UAV Path Planning Based on an Improved Chimp Optimization Algorithm

Abstract

Path planning is one of the key issues in the research of unmanned aerial vehicle technology. Its purpose is to find the best path between the starting point and the destination. Although there are many research recommendations on UAV path planning in the literature, there is a lack of path optimization methods that consider both the complex flight environment and the performance constraints of the UAV itself. We propose an enhanced version of the Chimp Optimization Algorithm (TRS-ChOA) to solve the UAV path planning problem in a 3D environment.
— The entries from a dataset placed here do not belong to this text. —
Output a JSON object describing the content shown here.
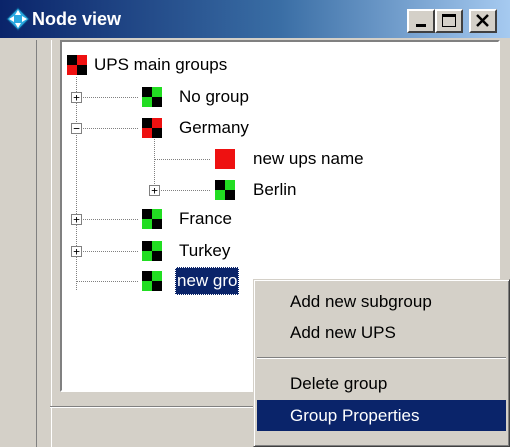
{
  "window": {
    "title": "Node view"
  },
  "tree": {
    "root": "UPS main groups",
    "no_group": "No group",
    "germany": "Germany",
    "new_ups_name": "new ups name",
    "berlin": "Berlin",
    "france": "France",
    "turkey": "Turkey",
    "new_group": "new gro"
  },
  "expanders": {
    "collapsed": "+",
    "expanded": "−"
  },
  "context_menu": {
    "add_subgroup": "Add new subgroup",
    "add_ups": "Add new UPS",
    "delete_group": "Delete group",
    "group_properties": "Group Properties"
  },
  "colors": {
    "title_bar": "#0a246a",
    "status_ok": "#22dd22",
    "status_alarm": "#ee1111",
    "selection": "#0a246a"
  },
  "icons": {
    "app": "diamond-arrows-icon",
    "group_ok": "group-status-ok-icon",
    "group_alarm": "group-status-alarm-icon",
    "ups_alarm": "ups-status-alarm-icon"
  }
}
Firstly, we combine the differential mutation operator to enhance the search capability of the algorithm and prevent premature convergence. Secondly, we use improved reverse learning to expand the search range of the algorithm, effectively preventing the algorithm from missing high-quality solutions. Finally, we propose a similarity preference weight to prevent individuals from over-assimilation and enhance the algorithm’s ability to escape local optima. Through testing on 13 benchmark functions and 29 CEC2017 complex functions, TRS-ChOA demonstrates superior optimization capability and robustness compared to other algorithms. We apply TRS-ChOA along with five well-known algorithms to solve path planning problems in three 3D environments. The experimental results reveal that TRS-ChOA reduces the average path length/fitness value by 23.4%/65.0%, 8.6%/81.0%, and 16.3%/41.7% compared to other algorithms in the three environments, respectively. This indicates that the flight paths planned by TRS-ChOA are more cost-effective, smoother, and safer.